Elemento fondamentale è la volontà di compiere l'opera: la tecnologia semplice e lo sforzo comune fanno il resto. Proprio come sono oggetti eccezionali per noi i colossi di Coptos, dovetterlo esserlo per i loro creatori. Anche se poniamo il momento della loro creazione verso l'inizio del Protodinastico, risolviamo solo parzialmente il problema. Dovremmo infatti anche sapere per quanto tempo le statue furono oggetto accettato di venerazione. L'atmosfera conservatrice dei templi locali dell'Alto Egitto, a giudicare dalla documentazione archeologica, potrebbe averle mantenute in carica, fino a quando un editto regale ne ordinò la sostituzione. Il contrasto stilistico era spiegabile mediante la diffusa sopravvivenza, continuata a lungo, nel popolo, di un'arte primitiva indigena , accanto ad un'arte ufficiale, l'arte dei padroni in via di sviluppo, introdotta dal piccolo gruppo di invasori originari dell'Egitto Faraonico, che si pensava avessero portato con sé le idee essenziali dell'antica Civiltà Egiziana. Anche se la teoria dell'invasione, formulata dal Capart, non trova molto consenso, essa conferì, per lo meno, a questo materiale un peso , in, seguito comunque perduto.

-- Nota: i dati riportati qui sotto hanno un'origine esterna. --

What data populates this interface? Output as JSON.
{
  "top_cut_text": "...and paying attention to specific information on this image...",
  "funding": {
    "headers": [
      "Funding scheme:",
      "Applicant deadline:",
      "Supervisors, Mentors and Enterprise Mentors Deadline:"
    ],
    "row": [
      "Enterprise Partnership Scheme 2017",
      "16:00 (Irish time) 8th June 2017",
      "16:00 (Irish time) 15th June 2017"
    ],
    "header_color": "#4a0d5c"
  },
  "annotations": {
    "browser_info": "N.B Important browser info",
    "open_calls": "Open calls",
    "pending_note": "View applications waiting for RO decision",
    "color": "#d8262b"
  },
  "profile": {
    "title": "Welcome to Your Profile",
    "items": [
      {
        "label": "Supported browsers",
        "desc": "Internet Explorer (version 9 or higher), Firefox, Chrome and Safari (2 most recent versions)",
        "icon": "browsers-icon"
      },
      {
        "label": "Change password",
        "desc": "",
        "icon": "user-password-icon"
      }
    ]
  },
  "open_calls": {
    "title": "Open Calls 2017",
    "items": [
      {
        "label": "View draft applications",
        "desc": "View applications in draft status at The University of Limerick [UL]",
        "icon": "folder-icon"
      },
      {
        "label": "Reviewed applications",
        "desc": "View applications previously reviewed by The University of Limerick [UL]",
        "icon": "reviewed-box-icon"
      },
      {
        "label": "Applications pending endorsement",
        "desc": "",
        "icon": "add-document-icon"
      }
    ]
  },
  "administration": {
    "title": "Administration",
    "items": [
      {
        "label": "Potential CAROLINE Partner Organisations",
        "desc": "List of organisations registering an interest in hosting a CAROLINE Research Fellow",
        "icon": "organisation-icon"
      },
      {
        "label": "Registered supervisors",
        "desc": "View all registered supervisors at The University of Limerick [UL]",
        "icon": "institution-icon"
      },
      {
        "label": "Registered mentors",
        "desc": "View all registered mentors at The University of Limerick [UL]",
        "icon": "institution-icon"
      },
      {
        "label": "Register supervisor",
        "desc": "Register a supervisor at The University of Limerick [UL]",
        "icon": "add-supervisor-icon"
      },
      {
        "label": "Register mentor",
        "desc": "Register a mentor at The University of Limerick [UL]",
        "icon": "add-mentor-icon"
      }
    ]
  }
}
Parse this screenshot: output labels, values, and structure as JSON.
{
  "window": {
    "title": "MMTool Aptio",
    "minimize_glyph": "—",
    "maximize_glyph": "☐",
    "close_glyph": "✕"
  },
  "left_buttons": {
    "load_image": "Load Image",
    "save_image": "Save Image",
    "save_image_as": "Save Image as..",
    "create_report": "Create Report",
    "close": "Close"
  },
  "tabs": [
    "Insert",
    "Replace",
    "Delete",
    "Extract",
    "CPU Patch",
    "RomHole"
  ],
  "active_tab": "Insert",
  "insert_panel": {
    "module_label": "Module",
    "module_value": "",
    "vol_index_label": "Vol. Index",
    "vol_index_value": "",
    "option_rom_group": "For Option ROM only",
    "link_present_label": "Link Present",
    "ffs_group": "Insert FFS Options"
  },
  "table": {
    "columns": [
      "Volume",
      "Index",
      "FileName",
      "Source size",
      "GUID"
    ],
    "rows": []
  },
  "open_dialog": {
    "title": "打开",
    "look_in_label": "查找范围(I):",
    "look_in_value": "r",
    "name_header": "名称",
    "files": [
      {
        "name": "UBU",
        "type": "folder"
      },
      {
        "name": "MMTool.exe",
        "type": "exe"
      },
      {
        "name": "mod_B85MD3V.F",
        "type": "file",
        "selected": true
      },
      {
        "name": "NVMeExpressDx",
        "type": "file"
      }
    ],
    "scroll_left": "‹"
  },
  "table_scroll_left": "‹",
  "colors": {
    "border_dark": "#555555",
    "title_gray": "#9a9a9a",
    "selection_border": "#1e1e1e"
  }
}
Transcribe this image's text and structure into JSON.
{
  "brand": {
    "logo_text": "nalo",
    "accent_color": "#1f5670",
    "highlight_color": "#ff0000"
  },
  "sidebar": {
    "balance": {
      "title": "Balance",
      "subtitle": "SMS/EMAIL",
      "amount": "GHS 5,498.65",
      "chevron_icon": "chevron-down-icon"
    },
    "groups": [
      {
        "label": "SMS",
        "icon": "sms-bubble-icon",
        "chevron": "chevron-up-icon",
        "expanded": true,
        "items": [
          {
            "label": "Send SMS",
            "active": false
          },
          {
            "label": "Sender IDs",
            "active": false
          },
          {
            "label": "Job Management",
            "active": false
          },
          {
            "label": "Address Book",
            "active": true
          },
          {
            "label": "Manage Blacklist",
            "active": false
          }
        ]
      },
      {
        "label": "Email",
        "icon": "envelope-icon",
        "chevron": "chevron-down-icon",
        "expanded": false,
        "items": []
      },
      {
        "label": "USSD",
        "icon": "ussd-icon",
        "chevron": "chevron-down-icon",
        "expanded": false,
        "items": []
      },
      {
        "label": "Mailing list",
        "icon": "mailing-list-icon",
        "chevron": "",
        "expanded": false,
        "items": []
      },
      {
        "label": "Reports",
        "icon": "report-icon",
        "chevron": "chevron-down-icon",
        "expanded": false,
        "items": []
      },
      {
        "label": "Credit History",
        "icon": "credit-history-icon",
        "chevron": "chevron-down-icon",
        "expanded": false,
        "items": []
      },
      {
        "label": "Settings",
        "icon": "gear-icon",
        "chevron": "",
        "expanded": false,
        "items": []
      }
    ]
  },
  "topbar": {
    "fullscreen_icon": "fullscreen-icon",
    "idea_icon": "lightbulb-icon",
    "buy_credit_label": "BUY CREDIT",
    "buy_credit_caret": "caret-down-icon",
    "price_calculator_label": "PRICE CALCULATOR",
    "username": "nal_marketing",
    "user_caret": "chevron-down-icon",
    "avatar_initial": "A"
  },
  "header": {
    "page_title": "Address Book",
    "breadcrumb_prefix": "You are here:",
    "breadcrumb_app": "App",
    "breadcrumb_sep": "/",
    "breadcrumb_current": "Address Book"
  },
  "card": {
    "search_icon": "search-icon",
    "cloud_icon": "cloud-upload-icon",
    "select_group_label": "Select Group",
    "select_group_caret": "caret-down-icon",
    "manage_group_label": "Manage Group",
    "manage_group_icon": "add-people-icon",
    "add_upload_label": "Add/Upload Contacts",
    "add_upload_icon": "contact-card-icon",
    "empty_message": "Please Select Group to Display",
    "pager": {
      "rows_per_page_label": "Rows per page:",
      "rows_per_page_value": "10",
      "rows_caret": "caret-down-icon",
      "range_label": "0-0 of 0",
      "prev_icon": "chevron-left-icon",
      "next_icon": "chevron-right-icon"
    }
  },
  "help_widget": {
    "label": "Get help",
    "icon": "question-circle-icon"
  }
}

L'approccio strettamente formale al disegno, che consideriamo faraonico in tutta la sua essenza e che sostituì le creazioni più intuitive e meno disciplinate del Predinastico, arrivò lentamente in alcuni angoli provinciali dell'Egitto dinastico.

 

I motivi del lento e frammentario processo di trasformazione possono certo aver avuto, come concausa, limitazione nei beni della corte., per lungo tempo concentrata sulla costruzione delle piramidi e dei cimiteri dei cortigiani; inoltre la creazione di una nuova immagine divina era un atto di estrema importanza, tanto che casi singoli erano solennemente registrati negli antichi annali come uno dei pochi avvenimenti significativi di un determinato anno di regno. Un altro motivo fu certo, il grande lasso di tempo. Il periodo dinastico deve essere iniziato intorno al 3100 a.C, l'Antico Regno terminò intorno al 2160 a C.. In alcuni siti, il perido interessato durò circa un millennio, Il che significa che, per circa un terzo della sua storia, l'Egitto faraonico fu un paese con due culture.

 

La chiave per la comprensione della cultura visiva formale egiziana e della sua notevole omogeneità durante tremila anni, risiede nel concetto di “tipo ideale”. Questa è una caratteristica universale della mente umana. Tutti noi abbiamo un'immagine, nei termini della nostra esperienza culturale, di quello che, ad esempio, dovrebbe essere un re, o una dimora gradevole, ovvero un luogo adatto al culto. Il modernismo nell'arte e nell'architettura è stato orientato verso la distruzione dei tipi ideali e verso ila dimostrazione che nell'immaginario non devono esistere stereotipi. Nell'Islam troviamo un tentativo differente di annullare gli stereotipi. Dio non deve essere mai raffigurato e lo si deve evocare ripetendo un'infinità di nomi. Gli egiziani si trovavano all'estremo opposto. Il tipo ideale, l'immagine di ciò che costituiva la forma perfetta, era innalzato ai più alti fastigi del desiderio intellettuale ed estetico, era un ideale che, nella corte, si auto perpetuava, selezionando e promuovendo automaticamente quegli artisti in possesso di un'attitudine naturale ad assorbire nella propria coscienza creativa, la serie di tipi ideali ed anche della capacità di tradurli nello stile grafico preciso, tanto apprezzato. Si tratta di quella combinazione di attitudine mentale e di abilità che, nel mondo moderno, va per la maggiore nell'arte commerciale.